Trois engagements solidaires. Le document de vision déposé auprès de l'Organisation en mars 2026 en arrête les termes. Une Organisation impartiale, d'abord. Une diplomatie de prévention, ensuite : les grandes crises de la décennie écoulée furent toutes annoncées, et la réponse, tardive, se paya d'un coût supérieur pour un résultat moindre. Un financement du développement à la mesure des besoins, enfin : l'État qui consacre au service de sa dette plus qu'à ses écoles et à ses centres de santé assemble les conditions d'une instabilité à venir.
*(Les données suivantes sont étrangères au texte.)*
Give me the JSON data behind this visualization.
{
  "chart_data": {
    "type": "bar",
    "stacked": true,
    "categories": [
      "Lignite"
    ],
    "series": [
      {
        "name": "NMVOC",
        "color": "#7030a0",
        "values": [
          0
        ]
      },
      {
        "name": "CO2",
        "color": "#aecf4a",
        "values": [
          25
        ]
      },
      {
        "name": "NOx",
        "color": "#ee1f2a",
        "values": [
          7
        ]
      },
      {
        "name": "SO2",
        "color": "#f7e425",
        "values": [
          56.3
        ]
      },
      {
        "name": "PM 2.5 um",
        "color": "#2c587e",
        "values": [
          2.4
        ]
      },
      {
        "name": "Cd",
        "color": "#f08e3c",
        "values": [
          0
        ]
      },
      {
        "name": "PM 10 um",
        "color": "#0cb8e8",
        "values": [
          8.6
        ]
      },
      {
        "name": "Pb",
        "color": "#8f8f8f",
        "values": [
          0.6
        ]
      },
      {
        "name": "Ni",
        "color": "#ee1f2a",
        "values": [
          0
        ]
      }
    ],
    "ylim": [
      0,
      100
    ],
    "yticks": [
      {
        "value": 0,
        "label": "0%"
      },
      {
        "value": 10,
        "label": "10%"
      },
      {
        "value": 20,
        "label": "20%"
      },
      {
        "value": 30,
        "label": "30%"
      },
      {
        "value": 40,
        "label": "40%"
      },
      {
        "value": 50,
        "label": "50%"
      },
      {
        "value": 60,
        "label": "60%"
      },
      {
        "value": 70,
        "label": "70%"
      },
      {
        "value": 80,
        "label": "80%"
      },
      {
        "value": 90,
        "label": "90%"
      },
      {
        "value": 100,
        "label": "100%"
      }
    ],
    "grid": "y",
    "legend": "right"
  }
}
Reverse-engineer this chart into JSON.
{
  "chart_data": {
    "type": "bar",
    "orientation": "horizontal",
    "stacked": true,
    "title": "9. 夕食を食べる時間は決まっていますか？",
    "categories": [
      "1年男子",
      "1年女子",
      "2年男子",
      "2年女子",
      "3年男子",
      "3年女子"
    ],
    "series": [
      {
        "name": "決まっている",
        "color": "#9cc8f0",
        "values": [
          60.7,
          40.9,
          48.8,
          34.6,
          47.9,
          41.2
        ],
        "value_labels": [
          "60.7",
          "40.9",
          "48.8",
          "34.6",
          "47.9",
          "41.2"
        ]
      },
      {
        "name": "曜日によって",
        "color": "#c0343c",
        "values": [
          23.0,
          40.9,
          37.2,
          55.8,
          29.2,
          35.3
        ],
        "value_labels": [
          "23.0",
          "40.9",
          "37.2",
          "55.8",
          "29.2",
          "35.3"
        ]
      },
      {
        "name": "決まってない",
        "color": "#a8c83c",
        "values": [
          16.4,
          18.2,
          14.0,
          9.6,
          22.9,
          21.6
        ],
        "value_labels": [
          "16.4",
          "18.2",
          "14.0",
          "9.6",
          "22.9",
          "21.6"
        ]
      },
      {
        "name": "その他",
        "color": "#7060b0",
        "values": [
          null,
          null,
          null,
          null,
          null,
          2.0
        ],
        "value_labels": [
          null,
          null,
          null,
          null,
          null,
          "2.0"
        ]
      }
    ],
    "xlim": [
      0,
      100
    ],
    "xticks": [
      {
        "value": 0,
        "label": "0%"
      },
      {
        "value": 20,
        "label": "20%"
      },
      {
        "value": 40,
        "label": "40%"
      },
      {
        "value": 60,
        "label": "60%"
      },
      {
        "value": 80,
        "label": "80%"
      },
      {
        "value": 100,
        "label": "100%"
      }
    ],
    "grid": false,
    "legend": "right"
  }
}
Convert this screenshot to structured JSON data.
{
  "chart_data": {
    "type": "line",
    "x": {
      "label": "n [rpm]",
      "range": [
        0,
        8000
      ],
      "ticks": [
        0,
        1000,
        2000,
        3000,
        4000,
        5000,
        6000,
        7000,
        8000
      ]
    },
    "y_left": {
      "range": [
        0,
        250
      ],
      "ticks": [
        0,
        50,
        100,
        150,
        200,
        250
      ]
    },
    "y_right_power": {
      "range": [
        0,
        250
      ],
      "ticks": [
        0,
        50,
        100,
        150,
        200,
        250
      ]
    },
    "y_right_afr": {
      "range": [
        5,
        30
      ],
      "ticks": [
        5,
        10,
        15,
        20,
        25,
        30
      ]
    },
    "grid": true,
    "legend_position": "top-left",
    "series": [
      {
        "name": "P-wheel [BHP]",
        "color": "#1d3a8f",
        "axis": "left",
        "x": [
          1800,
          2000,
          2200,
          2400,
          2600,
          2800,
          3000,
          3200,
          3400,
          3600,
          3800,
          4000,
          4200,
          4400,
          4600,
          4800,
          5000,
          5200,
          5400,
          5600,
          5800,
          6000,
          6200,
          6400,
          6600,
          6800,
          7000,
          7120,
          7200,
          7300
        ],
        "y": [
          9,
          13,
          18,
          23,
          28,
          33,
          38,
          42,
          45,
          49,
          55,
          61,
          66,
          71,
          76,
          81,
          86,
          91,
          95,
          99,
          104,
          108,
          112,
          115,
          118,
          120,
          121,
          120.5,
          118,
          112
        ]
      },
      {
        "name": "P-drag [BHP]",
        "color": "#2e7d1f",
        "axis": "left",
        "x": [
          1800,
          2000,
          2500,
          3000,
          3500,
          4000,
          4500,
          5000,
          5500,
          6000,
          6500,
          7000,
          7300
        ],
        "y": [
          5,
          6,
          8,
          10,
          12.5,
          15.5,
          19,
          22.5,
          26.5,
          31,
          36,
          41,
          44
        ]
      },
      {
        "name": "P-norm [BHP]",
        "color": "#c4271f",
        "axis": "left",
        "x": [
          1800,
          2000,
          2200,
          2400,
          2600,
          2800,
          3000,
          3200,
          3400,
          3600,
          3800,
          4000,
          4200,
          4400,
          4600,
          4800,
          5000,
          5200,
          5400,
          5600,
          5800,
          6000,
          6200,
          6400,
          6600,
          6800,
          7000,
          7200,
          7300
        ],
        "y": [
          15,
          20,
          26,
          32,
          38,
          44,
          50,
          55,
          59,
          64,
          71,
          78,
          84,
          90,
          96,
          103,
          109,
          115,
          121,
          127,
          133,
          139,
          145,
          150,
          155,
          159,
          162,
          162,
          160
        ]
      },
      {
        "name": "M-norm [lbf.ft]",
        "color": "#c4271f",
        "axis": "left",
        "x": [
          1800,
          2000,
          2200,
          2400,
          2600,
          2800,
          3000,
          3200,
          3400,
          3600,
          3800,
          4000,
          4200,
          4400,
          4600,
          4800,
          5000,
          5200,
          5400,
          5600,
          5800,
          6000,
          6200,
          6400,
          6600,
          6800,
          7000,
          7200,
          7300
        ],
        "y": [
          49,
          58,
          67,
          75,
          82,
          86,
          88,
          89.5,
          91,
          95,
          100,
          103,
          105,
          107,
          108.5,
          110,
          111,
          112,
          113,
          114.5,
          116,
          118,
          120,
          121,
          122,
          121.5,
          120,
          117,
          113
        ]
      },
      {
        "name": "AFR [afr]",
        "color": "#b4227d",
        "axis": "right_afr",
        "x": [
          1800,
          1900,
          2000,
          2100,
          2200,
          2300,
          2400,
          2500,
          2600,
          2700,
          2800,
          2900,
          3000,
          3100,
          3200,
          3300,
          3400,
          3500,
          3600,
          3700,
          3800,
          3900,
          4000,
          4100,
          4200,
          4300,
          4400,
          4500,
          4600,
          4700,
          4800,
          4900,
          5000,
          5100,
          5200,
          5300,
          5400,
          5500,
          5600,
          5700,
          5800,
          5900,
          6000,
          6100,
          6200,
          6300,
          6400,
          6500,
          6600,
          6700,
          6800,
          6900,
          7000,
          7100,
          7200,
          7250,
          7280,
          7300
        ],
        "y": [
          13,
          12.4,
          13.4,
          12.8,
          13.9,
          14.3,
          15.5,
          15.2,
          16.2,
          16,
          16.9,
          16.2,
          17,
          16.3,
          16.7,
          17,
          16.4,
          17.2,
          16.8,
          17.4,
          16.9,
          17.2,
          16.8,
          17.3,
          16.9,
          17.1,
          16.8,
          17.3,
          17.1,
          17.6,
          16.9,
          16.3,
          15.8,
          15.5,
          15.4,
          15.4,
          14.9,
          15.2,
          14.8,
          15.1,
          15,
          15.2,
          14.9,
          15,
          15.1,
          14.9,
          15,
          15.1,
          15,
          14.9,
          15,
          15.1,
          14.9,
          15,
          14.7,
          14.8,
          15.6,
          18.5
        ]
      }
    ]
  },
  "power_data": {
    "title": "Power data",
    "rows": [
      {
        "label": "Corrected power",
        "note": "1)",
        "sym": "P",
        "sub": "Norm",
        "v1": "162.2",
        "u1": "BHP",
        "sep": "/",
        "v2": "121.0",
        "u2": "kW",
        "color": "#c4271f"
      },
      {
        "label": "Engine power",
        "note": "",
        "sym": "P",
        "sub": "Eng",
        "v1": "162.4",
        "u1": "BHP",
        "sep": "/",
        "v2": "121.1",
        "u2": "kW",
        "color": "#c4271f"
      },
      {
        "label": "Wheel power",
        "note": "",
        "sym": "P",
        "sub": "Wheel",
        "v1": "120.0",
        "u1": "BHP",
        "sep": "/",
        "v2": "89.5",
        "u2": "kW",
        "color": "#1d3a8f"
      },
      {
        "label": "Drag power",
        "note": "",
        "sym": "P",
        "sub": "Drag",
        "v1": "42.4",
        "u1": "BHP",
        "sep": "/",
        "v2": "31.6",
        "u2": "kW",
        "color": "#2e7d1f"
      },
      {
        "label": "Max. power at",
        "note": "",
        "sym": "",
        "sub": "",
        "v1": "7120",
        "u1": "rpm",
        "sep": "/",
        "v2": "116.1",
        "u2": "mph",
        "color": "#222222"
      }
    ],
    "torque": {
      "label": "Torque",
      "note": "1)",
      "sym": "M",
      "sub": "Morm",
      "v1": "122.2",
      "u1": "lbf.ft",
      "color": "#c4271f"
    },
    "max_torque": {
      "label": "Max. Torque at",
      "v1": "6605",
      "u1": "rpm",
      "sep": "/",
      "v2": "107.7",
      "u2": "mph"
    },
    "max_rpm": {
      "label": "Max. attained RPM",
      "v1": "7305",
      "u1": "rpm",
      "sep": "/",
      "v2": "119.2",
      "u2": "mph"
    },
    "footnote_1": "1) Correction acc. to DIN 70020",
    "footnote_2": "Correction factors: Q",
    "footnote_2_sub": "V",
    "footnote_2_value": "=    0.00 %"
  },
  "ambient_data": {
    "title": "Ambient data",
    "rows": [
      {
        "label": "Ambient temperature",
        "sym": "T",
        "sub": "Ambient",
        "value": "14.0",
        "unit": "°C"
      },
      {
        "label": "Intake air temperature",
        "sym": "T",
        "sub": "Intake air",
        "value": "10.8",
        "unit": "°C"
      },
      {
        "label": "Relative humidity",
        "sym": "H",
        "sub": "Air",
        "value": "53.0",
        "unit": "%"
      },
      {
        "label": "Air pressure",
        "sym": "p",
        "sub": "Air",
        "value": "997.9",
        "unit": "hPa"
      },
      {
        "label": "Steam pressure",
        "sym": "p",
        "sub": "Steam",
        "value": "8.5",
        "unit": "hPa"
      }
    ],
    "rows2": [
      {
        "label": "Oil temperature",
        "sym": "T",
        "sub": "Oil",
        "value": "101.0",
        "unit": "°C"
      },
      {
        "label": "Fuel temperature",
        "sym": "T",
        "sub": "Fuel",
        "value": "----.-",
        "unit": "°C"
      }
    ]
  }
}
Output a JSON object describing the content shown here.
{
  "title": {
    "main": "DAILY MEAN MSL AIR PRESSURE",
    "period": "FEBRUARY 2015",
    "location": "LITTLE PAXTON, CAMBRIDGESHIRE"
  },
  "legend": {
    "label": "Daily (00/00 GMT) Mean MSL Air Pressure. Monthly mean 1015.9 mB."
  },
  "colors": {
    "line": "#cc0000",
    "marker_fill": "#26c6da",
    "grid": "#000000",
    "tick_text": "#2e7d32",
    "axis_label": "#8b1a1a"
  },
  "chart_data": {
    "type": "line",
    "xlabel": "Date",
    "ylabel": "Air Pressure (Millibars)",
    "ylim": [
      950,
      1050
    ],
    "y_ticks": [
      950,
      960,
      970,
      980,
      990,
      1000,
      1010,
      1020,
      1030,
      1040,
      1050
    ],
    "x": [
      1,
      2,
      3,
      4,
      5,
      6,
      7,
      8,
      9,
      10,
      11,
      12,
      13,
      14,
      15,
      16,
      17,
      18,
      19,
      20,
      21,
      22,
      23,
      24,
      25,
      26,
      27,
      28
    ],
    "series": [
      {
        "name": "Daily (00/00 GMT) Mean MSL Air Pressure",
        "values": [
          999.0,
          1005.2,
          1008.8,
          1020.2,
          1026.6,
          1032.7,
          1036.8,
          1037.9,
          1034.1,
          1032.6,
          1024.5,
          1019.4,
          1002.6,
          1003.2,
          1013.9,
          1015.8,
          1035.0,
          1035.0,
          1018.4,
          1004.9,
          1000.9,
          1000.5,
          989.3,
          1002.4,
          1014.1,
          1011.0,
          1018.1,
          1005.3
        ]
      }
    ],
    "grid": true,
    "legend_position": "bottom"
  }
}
L'autorité de l'expérience. Ces engagements procèdent d'un parcours : douze années à la tête d'un État, la présidence de l'Union africaine en 2022, la conduite, au nom d'un continent, des négociations ouvertes par les crises alimentaire, sanitaire et énergétique. De là vient que ces propositions se formulent en obligations.
L'Afrique au cœur, le monde en ligne de mire.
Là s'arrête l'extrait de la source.